Dünyayı Yöneten Mini Beyin; Çip

13-10-2024

Günümüz dünyasında kullandığımız her eşyanın içinde bulunan ve onun olmaması durumunda eşyanın işlevselliğini yitirdiği bir tür mini beyin; çipler.
Çiplere gelene kadar neler yaşandı? Hangi aşamalar geçildi? Bu sorulara cevap vermek ve teknolojinin gelişimini konuşmak için konuyu biraz geriden almak gerekir.
Zira günümüz teknolojisinin bugün geldiği noktanın temelleri 1760 yılında Sanayi Devrimi ile atıldı. Sanayi devrimine kadar ağır ilerleyen keşifler, buharlı makinelerin icadı sonrası hızlandı. Zira o tarihte insanlık kas gücü kullanmadan eşyayı hareket ettirebilen buhar gücünü keşfetti. Ardından gelen buluşlar ise hep bu eksende hareket etti ve dünya tarihine etki edecek her buluşu yeni bir sanayi yani “endüstri" devrimi olarak nitelendirdik.

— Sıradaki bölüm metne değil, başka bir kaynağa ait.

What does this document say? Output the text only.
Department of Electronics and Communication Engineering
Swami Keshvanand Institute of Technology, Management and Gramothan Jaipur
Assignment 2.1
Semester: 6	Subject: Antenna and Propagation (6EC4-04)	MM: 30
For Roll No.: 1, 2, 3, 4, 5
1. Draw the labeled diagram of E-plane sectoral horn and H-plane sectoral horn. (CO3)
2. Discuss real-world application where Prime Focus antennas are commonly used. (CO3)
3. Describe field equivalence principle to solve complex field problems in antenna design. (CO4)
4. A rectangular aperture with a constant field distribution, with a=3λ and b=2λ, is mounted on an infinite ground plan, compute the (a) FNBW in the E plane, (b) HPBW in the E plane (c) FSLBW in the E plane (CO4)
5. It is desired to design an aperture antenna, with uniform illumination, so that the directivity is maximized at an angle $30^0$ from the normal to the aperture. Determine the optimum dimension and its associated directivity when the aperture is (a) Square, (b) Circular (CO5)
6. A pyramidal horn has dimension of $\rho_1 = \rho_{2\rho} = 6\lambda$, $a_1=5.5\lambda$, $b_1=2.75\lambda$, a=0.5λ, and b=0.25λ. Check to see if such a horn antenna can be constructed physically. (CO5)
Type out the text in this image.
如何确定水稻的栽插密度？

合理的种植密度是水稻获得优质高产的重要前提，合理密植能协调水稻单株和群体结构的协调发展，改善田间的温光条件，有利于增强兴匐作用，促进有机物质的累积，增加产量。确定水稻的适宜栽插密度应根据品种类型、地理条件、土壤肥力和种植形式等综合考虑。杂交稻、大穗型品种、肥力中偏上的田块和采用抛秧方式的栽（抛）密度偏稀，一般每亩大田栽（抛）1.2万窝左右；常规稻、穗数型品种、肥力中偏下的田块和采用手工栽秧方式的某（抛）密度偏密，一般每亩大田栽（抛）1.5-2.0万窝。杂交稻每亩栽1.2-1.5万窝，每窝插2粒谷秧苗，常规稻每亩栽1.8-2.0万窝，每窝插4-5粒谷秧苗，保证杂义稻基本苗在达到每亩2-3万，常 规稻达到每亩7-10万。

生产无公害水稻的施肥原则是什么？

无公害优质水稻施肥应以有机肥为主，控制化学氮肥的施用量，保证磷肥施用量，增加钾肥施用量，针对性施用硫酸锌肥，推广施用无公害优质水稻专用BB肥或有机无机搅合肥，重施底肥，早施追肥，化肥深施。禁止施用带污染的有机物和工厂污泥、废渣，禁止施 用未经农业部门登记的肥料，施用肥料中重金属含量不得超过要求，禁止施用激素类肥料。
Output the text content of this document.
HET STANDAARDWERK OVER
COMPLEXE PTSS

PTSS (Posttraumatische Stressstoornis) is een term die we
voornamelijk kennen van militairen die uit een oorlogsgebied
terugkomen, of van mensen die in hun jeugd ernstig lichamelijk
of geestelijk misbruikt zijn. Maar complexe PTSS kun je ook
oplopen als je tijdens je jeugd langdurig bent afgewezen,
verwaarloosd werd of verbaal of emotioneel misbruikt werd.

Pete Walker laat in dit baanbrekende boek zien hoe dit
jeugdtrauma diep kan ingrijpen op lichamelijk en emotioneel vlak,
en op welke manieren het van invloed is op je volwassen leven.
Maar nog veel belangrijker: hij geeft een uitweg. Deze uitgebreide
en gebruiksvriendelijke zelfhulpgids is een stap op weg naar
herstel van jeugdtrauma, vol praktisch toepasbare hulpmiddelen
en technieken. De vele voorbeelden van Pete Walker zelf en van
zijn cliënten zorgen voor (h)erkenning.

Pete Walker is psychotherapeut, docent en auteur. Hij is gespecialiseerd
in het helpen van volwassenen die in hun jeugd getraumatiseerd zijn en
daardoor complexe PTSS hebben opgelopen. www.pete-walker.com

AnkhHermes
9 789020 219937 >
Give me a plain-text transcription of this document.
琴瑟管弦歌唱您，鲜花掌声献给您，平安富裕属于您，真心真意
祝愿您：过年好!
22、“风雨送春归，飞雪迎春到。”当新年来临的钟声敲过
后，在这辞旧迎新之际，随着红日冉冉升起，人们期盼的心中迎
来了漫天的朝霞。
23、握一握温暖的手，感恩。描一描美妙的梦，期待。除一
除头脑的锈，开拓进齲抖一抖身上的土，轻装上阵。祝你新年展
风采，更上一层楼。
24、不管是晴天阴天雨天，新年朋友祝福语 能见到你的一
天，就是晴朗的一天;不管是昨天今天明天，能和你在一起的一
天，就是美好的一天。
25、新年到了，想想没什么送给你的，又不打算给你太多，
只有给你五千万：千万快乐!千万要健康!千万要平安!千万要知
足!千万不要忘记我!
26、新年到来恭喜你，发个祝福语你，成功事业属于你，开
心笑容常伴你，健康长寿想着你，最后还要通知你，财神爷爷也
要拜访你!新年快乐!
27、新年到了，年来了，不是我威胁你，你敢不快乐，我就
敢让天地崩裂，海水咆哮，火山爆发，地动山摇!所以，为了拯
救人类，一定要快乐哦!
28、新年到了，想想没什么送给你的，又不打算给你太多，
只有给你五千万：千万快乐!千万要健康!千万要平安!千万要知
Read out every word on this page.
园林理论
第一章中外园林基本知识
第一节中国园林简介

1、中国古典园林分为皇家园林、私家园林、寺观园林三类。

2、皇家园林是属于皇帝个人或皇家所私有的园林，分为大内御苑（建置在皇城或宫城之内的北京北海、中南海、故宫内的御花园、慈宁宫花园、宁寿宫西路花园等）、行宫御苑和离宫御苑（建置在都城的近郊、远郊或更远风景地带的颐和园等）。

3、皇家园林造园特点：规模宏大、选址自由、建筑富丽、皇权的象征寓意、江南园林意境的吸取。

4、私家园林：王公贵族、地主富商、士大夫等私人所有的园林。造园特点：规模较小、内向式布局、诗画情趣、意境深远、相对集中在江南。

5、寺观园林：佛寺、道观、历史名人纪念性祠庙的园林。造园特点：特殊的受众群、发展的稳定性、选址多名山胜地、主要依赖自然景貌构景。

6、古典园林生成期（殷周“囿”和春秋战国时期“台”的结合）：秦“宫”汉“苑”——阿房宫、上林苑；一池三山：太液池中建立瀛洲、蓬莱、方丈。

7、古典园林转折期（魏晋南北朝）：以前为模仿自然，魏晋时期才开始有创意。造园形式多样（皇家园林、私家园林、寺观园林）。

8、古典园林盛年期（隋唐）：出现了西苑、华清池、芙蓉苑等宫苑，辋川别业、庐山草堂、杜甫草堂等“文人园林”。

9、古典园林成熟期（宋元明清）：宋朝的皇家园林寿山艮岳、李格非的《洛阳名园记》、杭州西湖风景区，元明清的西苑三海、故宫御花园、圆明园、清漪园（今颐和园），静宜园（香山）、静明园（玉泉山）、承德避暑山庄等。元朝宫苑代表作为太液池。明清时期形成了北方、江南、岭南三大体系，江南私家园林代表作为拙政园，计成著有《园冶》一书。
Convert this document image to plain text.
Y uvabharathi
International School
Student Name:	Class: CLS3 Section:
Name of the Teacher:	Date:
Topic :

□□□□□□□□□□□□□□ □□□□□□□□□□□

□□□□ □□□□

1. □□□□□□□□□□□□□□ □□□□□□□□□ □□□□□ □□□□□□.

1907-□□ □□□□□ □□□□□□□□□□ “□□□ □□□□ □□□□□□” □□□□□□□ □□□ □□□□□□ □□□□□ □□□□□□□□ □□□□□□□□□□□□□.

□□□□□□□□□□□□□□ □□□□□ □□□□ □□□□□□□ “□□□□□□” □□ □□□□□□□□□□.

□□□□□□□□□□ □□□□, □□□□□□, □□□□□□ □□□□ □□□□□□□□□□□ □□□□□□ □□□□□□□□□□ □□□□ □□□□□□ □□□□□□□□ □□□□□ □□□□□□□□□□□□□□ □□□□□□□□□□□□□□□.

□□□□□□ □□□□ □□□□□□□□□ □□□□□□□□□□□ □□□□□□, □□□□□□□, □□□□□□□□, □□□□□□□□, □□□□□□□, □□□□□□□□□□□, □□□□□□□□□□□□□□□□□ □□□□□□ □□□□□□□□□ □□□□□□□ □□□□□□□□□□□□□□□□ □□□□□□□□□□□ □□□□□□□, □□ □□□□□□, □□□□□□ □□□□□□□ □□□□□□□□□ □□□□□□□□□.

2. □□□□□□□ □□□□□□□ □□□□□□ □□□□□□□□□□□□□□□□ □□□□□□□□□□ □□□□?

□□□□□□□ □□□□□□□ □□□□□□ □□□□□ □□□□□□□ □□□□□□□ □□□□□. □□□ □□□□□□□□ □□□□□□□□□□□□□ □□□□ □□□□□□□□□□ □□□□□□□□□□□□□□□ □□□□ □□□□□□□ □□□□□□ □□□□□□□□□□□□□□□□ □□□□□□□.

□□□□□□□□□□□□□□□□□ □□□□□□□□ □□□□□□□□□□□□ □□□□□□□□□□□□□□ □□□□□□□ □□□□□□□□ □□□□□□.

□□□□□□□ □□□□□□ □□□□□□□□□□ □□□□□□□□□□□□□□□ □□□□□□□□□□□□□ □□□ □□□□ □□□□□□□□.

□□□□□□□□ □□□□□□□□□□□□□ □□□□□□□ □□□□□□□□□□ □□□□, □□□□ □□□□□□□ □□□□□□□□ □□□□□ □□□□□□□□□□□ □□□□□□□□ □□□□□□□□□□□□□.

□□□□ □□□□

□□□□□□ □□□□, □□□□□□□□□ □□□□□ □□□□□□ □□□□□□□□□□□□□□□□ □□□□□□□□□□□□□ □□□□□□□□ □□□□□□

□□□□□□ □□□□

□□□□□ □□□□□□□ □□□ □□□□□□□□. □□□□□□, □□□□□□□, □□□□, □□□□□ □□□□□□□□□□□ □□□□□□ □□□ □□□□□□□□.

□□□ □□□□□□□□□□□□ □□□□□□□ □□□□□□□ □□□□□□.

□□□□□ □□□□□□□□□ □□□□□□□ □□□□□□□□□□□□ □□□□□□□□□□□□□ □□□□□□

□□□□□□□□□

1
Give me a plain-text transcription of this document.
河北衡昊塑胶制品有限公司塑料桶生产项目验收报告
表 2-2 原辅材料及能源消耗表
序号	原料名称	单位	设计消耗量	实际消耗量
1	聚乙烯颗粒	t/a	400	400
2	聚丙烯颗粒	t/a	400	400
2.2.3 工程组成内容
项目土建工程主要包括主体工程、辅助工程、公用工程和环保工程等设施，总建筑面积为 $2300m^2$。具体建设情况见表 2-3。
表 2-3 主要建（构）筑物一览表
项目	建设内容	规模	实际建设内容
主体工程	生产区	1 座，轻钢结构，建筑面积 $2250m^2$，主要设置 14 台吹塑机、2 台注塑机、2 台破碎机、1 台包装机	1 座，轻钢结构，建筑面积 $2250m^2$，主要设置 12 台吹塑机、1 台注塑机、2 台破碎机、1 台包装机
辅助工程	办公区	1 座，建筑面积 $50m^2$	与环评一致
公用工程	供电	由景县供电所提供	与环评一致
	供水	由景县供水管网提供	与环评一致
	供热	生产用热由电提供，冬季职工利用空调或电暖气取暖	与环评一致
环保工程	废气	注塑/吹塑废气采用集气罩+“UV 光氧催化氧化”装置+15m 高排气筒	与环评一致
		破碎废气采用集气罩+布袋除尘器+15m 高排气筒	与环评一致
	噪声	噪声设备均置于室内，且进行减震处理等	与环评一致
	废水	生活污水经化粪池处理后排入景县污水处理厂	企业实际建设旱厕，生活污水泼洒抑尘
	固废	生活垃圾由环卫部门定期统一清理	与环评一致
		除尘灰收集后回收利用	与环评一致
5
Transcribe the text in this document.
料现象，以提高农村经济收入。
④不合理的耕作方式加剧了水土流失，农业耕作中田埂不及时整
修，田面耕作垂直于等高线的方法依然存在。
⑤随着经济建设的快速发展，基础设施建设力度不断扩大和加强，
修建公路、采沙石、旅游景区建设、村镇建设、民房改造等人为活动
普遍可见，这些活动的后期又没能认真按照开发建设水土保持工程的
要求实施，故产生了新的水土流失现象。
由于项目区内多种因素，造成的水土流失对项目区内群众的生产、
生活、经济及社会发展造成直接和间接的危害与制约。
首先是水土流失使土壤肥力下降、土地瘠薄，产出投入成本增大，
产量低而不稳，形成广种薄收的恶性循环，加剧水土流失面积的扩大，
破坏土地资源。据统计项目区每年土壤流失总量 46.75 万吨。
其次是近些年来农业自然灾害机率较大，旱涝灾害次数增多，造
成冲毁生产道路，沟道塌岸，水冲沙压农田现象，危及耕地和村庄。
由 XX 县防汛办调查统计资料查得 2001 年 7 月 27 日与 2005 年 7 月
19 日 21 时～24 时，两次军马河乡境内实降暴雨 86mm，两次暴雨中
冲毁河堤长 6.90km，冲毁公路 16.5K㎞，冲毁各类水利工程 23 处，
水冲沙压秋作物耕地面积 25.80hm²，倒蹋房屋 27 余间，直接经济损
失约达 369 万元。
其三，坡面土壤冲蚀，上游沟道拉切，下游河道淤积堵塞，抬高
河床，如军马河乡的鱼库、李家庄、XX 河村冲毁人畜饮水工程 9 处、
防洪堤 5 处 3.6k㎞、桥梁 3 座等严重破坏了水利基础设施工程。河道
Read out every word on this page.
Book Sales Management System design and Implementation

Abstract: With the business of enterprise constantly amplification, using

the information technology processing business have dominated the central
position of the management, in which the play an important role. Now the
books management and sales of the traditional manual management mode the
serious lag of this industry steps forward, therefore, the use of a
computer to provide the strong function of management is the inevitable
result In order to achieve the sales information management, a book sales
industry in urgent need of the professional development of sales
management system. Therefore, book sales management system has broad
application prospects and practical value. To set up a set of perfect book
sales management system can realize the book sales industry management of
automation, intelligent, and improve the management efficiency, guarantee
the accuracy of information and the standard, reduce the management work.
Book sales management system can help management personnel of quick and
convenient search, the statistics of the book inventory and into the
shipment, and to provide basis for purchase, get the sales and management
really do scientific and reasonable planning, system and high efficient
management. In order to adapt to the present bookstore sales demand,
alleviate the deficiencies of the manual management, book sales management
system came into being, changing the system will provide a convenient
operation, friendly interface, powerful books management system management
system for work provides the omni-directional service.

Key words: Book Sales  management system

Birinci Sanayi Devrimi ya da diğer bir deyişle “Endüstri Devrimi” buharlı makinelerin icadıyla özdeşleştirilirken İkinci Endüstri Devrimi “ucuz çelik üretimiyle” bağdaştırıldı.
Ardından sanayinin elektronikle desteklenmesiyle bu alandaki üçüncü devrim gerçekleşmiş oldu. Bugün geldiğimiz noktada ise üretimde bilgisayar kullanımıyla “4. Sanayi Devrimi’ni yaşıyoruz. Tüm bu süreçler 250-300 yıl kadar bir sürede gerçekleşti.
Büyüklerimiz fotoğraf makinelerinin filmlerine 32 fotoğrafın sığmasına şaşırırken bizler dijital kameralarla tanıştık ve küçücük kartlara yüzlerce fotoğraf sığdırdık. Bugün ise telefon kameralarıyla çektiğimiz binlerce fotoğraf ve videoyu online bulutlara yüklüyor, bize büyük bir saklama alanı gibi gelen o kartlara artık ihtiyaç bile duymuyoruz. Yüzlerce kâğıda sığmayacak bilgiyi telefonumuzdaki bir klasörde taşıyor, ihtiyaç duyduğumuz bilgiye kolayca ulaşıyoruz. Üstelik tüm bunların daha da işlevsel hale gelmesi için telefonlarımıza ve bilgisayarlarımıza mütemadiyen gelen güncellemelerle kullanımımız daha da kolaylaşıyor.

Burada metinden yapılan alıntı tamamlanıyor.